There’s no stopping the Aussie! The AUDUSD once again hit a new high for the year, touching at 0.9092. With stochastics showing overbought conditions, could buyers take a break? If sellers do bring in their A game, they could bring price back down to the 0.8900 price area, which seems to be a previous minor resistance point. It also lines up closely with the 38.2% Fibonacci retracement level. The pair could also find more support near the 61.8% Fibonacci level, at 0.8780, and at 0.8700, which will intersect the rising trend line. On the other hand, if buying is still in the cards, price action may bust pass through the 0.9100 handle, and possibly test for new highs around 0.9200.
Let’s take a look at how things are going in the USDJPY 4-hour chart… The pair has been on a downtrend for quite a while now and a descending trend line can be drawn connecting the highs of the pair. Right now, the stochastics seem ready to climb out of the oversold area, suggesting that upward price movement could take place. If it does, the pair could move all the way up and retest the descending trend line. Who knows if the USDJPY will be able to break it this time? However, there seems to be some psychological resistance at 90.00. But if the pair heads down, it might find support at the previous low of 88.15 or at the psychologically significant 88.00 level.

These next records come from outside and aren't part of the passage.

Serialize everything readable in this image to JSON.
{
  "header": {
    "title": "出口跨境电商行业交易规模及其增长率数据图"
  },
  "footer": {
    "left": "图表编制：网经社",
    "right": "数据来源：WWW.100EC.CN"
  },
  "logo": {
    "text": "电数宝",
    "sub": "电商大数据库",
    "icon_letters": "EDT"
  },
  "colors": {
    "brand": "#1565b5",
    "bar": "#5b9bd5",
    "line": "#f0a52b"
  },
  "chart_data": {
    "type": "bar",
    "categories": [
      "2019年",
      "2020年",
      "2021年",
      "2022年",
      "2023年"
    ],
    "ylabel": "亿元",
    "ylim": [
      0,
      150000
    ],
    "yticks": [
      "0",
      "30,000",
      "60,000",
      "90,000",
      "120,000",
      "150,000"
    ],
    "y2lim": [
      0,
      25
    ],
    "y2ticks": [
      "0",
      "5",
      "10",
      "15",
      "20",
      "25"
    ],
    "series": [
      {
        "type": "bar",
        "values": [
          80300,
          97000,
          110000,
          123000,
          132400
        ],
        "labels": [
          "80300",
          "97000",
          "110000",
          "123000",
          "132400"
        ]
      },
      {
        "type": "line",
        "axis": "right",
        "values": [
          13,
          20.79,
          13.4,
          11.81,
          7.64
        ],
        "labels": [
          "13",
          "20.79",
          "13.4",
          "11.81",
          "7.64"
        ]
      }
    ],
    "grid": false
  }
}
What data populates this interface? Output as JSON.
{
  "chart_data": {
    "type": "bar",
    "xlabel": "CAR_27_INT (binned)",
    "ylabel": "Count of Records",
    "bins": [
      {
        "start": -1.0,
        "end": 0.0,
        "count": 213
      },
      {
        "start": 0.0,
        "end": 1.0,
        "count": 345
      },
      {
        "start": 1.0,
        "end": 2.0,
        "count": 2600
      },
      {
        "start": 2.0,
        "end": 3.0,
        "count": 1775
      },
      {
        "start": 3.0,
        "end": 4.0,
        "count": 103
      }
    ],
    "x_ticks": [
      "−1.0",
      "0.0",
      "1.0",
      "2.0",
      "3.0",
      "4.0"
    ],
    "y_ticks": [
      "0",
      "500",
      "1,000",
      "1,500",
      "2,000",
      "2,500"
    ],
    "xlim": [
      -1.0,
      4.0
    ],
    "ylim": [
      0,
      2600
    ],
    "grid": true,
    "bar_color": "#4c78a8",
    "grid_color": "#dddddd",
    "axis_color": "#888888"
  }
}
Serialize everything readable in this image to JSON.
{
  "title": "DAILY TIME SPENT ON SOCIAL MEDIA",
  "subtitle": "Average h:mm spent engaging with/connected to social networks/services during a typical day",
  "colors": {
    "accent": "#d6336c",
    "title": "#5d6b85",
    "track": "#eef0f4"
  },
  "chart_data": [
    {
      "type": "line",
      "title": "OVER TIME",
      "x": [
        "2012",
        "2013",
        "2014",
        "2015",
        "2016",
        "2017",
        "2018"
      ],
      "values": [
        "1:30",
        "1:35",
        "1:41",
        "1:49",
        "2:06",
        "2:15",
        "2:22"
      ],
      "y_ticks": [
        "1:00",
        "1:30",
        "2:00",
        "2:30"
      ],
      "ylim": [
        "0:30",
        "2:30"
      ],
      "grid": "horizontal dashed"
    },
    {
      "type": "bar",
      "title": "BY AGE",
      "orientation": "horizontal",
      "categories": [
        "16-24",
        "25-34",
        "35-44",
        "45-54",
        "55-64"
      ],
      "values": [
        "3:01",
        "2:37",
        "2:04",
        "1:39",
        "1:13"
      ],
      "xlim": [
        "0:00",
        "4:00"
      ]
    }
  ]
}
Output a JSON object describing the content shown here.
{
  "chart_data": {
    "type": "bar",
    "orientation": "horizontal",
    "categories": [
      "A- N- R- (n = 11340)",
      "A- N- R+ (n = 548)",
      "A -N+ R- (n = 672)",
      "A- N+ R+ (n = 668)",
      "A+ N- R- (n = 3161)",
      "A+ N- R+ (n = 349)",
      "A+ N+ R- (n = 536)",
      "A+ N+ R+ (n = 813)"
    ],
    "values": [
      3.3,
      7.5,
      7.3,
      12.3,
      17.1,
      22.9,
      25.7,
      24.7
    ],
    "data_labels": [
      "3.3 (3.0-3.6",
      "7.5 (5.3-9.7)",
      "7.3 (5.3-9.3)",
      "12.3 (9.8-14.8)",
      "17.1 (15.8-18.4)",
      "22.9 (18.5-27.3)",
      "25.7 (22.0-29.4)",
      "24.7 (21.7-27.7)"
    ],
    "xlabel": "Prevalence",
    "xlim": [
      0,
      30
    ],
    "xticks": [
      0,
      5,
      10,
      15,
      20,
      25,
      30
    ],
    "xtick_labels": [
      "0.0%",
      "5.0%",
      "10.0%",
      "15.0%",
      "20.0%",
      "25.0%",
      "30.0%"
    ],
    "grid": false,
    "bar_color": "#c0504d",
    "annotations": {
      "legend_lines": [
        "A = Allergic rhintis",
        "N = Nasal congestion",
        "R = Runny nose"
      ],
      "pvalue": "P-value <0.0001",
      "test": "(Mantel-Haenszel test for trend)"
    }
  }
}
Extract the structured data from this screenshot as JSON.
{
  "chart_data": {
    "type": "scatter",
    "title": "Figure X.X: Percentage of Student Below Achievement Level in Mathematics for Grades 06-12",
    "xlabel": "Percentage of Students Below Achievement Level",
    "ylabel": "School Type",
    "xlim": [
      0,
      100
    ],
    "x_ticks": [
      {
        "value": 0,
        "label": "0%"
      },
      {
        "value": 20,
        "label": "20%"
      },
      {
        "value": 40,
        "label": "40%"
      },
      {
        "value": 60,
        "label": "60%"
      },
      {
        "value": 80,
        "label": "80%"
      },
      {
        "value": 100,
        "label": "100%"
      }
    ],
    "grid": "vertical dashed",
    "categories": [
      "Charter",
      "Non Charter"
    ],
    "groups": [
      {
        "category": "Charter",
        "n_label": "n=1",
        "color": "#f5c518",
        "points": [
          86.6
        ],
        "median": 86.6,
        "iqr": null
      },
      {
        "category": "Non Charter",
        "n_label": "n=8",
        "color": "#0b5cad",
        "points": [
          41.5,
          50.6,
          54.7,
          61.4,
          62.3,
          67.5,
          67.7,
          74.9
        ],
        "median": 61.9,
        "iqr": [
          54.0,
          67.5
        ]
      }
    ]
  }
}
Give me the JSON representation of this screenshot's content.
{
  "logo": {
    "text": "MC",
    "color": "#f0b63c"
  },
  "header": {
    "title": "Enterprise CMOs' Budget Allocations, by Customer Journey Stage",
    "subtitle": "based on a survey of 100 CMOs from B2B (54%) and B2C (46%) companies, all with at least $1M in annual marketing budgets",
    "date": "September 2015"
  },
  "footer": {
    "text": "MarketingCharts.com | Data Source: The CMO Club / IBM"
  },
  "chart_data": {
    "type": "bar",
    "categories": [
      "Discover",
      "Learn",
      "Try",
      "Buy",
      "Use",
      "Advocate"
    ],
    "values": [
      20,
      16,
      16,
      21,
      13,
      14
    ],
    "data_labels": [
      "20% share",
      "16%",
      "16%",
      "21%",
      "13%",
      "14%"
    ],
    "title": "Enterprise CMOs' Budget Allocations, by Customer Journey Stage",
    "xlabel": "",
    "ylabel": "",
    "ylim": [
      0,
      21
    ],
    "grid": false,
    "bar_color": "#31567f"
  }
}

How low is it going to go? I don’t know but we all know it’s not nice to stand in front of speeding truck… If you’re sick of my corny metaphors, I’m talking about the USDCAD which has consistently made new yearly lows week after week. Now, there’s a bearish flag chart pattern that popped out in the daily chart after the pair’s sharp drop last July. Notice how the pair consolidated and bounced around a channel from August to September. From the looks of it, if the flag breaks to the south, sellers could push the pair all the way to 1.0300 before encountering buying support. On the other hand, if the pair heads north, resistance could be found at 1.0600.